In recording his new album, Gray once again worked with producers Jason Ingram and Rusty Varenkamp, well known for their work with Brandon Heath, Tenth Avenue North and Sanctus Real among others. “I feel like I occupy two worlds in that I’m a singer/songwriter who loves contemporary folk music and music that makes you think, but I have this other side of me that desires to be accessible and enjoys making pop records. Jason and Rusty are great because they love both of those worlds too. They want to make a great pop record with hits for the radio, but they also want to have something of depth, something meaty, so they help me work that balance in a way that I’m really grateful for. They help me to bridge the two worlds—the artistic side of me as well as the side of me that wants to be accessible and serve a wider audience who might not typically be drawn to lyric driven singer/songwriter music.”
In writing songs for his fourth Centricity Music album, Gray took a less structured approach than previous projects. “I used to begin with a theme and write songs around it,” Gray relates. “This time around I just wrote whatever came and the themes emerged after the fact. A lot of the songs have to do with fear – that we aren’t enough, or that maybe God isn’t in control. I think one of things I’m trying to say with this record is that all of our fear, regret, and shame is answered in God’s love for us, His heart towards us. Fear loses its hold of me when I’m confident of God’s love for me and that He is in control. He’s always at work and especially in the most difficult things I experience. None of it is beyond His reach to redeem.”

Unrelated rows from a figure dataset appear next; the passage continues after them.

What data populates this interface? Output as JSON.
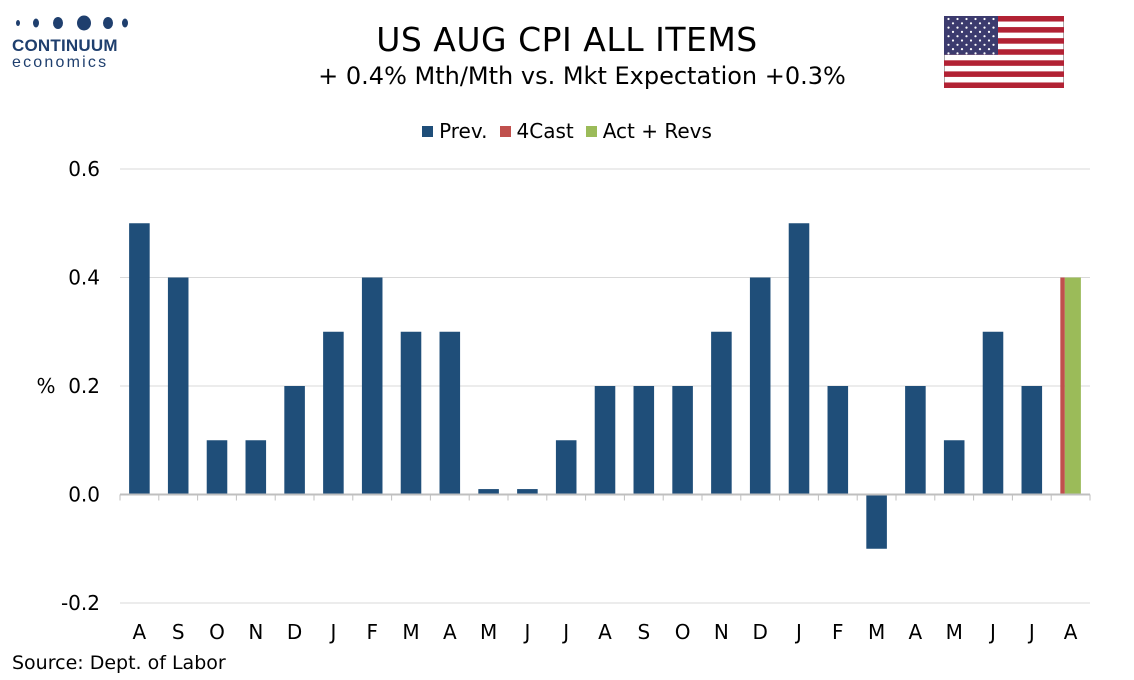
{
  "branding": {
    "logo_name": "CONTINUUM",
    "logo_sub": "economics",
    "logo_color": "#1f3f6e"
  },
  "header": {
    "title": "US AUG CPI ALL ITEMS",
    "subtitle": "+ 0.4% Mth/Mth  vs. Mkt Expectation +0.3%",
    "flag_icon": "us-flag-icon"
  },
  "footer": {
    "source": "Source: Dept. of Labor"
  },
  "chart_data": {
    "type": "bar",
    "title": "US AUG CPI ALL ITEMS",
    "subtitle": "+ 0.4% Mth/Mth  vs. Mkt Expectation +0.3%",
    "xlabel": "",
    "ylabel": "%",
    "ylim": [
      -0.2,
      0.6
    ],
    "yticks": [
      -0.2,
      0.0,
      0.2,
      0.4,
      0.6
    ],
    "ytick_labels": [
      "-0.2",
      "0.0",
      "0.2",
      "0.4",
      "0.6"
    ],
    "grid": true,
    "legend_position": "top-center",
    "categories": [
      "A",
      "S",
      "O",
      "N",
      "D",
      "J",
      "F",
      "M",
      "A",
      "M",
      "J",
      "J",
      "A",
      "S",
      "O",
      "N",
      "D",
      "J",
      "F",
      "M",
      "A",
      "M",
      "J",
      "J",
      "A"
    ],
    "series": [
      {
        "name": "Prev.",
        "color": "#1f4e79",
        "values": [
          0.5,
          0.4,
          0.1,
          0.1,
          0.2,
          0.3,
          0.4,
          0.3,
          0.3,
          0.01,
          0.01,
          0.1,
          0.2,
          0.2,
          0.2,
          0.3,
          0.4,
          0.5,
          0.2,
          -0.1,
          0.2,
          0.1,
          0.3,
          0.2,
          null
        ]
      },
      {
        "name": "4Cast",
        "color": "#c0504d",
        "values": [
          null,
          null,
          null,
          null,
          null,
          null,
          null,
          null,
          null,
          null,
          null,
          null,
          null,
          null,
          null,
          null,
          null,
          null,
          null,
          null,
          null,
          null,
          null,
          null,
          0.4
        ]
      },
      {
        "name": "Act + Revs",
        "color": "#9bbb59",
        "values": [
          null,
          null,
          null,
          null,
          null,
          null,
          null,
          null,
          null,
          null,
          null,
          null,
          null,
          null,
          null,
          null,
          null,
          null,
          null,
          null,
          null,
          null,
          null,
          null,
          0.4
        ]
      }
    ]
  }
}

Gray begins to make the case for this with the album opener, Remind Me Who I Am. The song is the lead single from the new album, and Jason cites it as one of the most important songs on the record. “It picks up where I Am New from my last record left off. It’s about identity,” Gray explains. “I began to wonder why exactly do I sin? I was raised to believe that we sin because of willful rebellion, but the thing is most of the time when I sin, I don’t want to sin, so it’s almost like I’m doing it against my will. I wonder if I sin less because of willful rebellion and more because I forget who I am. We run to all these other things – like relationships, materialism, career, etc. in hopes they will give us a sense of worth, but they can never fully name us. If we would only run to Christ, he would remind us who we really are. He says, ‘you are enough because I said so. You are my beloved bride. You are the adopted child that I chose. You are my treasure.’”
In addition to impassioned anthems like No Thief Like Fear, the album also contains such buoyant numbers as Good to be Alive, a summertime tune which finds Gray proclaiming, I want to live like there’s no tomorrow/Love like I’m on borrowed time/It’s good to be alive. The album closes with the worshipful Jesus We Are Grateful. “It’s significant that the last verse kind of takes us back to where the album began,” Gray says. “It goes back to resting in our identity as the one who God loves. There is security in that, deep, deep assurance of God’s love and knowing that His heart towards us is kindness and compassion.”
Gray finds as many opportunities to live these songs as he sings them. “In the early years of my music career, I was always so anxious about being rejected because my identity was so wrapped up in it,” Grays says of making music. “One of the blessings of getting older is that you learn to not care as much about what other people think. This time around in making a record, my identity wasn’t as entangled in the process. I didn’t feel like this album had to prove my worth in the world so I was less anxious over it and able to enjoy the process a lot more. I felt more free with this project and less afraid. This allowed me to have a lot more gratitude and I hope that gratitude comes through the record when people hear it.”